As delicious as tuna is, people tend to turn up their noses to tuna salad – let’s face it, it smells… I think it happens to make a lovely work lunch and an easy dinner. And I’m at the point where I no longer apologize for the smell when I eat it at work. “I’m a grown up and I’m eating tuna salad.” 😀
I am a big fan of Italian tuna, or tonno – it’s generally packed in olive oil, and I find it to be 1000 times more delicious than American tuna, which is often packed in water or less flavorful oils. I also find that other brands of tuna tend to be very broken up and mushy – Italian tonno comes out of the can, and you can tell it’s fish – it’s a filet packed into the can. Will you pay a little more for this tuna? Yes, but it’s worth it. My two cents.
I particularly like tuna salad in the summer when I’ll do anything to NOT use the stove, and I like it for dinner during the school year when it’s crazy busy and I don’t really want to cook (especially because I can make tuna salad the day before). To be honest, I also prefer a drier tuna salad – I don’t like when there’s too much dressing.
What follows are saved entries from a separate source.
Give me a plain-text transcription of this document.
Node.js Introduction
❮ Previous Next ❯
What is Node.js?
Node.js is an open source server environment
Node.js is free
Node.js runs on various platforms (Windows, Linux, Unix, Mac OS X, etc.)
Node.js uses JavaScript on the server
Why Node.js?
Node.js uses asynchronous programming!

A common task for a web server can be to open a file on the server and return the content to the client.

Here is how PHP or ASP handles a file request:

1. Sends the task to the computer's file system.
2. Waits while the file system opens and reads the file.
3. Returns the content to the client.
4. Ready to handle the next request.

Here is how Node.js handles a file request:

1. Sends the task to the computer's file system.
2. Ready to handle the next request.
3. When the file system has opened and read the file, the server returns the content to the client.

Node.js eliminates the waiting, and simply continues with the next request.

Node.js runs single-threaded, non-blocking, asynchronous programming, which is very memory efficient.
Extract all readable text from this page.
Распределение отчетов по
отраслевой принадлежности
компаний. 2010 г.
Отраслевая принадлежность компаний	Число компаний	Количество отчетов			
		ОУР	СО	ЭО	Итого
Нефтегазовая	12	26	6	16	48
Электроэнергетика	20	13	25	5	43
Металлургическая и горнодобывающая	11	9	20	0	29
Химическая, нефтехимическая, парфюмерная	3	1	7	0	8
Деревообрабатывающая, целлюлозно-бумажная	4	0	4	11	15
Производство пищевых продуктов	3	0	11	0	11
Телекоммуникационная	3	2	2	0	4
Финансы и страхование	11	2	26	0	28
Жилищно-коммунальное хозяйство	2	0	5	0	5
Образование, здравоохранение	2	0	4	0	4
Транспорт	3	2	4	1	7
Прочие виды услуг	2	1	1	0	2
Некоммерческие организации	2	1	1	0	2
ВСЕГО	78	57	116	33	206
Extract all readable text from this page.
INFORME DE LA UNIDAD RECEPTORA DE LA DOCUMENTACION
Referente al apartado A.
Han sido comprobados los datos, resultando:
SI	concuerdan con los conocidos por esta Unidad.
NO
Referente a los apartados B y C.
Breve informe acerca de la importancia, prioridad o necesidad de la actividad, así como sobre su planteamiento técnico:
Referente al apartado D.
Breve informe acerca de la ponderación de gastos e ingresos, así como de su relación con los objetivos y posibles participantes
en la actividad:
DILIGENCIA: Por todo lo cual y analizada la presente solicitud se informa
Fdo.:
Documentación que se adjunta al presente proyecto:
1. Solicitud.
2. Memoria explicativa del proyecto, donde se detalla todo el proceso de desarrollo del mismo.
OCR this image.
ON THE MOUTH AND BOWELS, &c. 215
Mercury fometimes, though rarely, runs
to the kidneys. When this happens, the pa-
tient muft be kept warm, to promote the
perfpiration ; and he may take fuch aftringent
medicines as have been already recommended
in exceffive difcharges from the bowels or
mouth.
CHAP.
I’d suggest you start with my amount and then slowly add more yogurt/mayo until it’s to your liking.
The best side to this easy meal is a salad that’s just as easy – mixed baby greens with a nice vinaigrette. I don’t buy dressing because I a) like the taste of mine better and b) it takes about a minute to whip up. While I make many vinaigrettes, the two I tend to fall back on are lemon and champagne vinegar. I like the light flavor of champagne vinegar – it’s perfect for a salad composed only of greens. If you’ve never had champagne vinegar, it’s a wine vinegar, but much more subtle than white wine vinegar or red wine vinegar. Wine vinegars are essentially the result of leaving wine in an open jar to oxidize for a few weeks, but I just buy it at the grocery store.
I hope you enjoy the tuna salad and vinaigrette! The recipes for each are below.
Easy Tuna Salad
makes about 4 sandwiches
- 2, 6-ounce cans tuna, drained
- 1 celery rib, diced
- 1/2 small red onion, diced
- 1 tablespoon dijon mustard (or more to taste)
- 1/3 cup nonfat plain yogurt or low-fat sour cream
- 1 tablespoon olive oil mayo
- 1/2 lemon, juiced (or more to taste)
- salt + pepper, to taste
- In a medium-sized bowl, break the tuna up gently with a fork so that there are some small pieces but not totally ground up. Add the celery and onion, and the liquid ingredients. Gently fold together, trying not to over-mix. Taste and adjust seasoning. Add more yogurt, a tablespoon at a time, for a wetter tuna salad. Serve on your favorite bread (I prefer whole wheat, whole grain, or sourdough.)
makes about 1.25 cups
1/4 cup champagne vinegar
3/4 cup extra virgin olive oil
2 teaspoons Dijon mustard
1/2 teaspoon kosher salt
Lots of freshly ground black pepper
Pinch red pepper flakes
- 1 garlic clove or 1/2 shallot minced (optional)
- Whisk all ingredients together in a bowl. Season to taste. Dress over any salad. For an extra kick, add a minced clove of garlic or 1/2 minced shallot.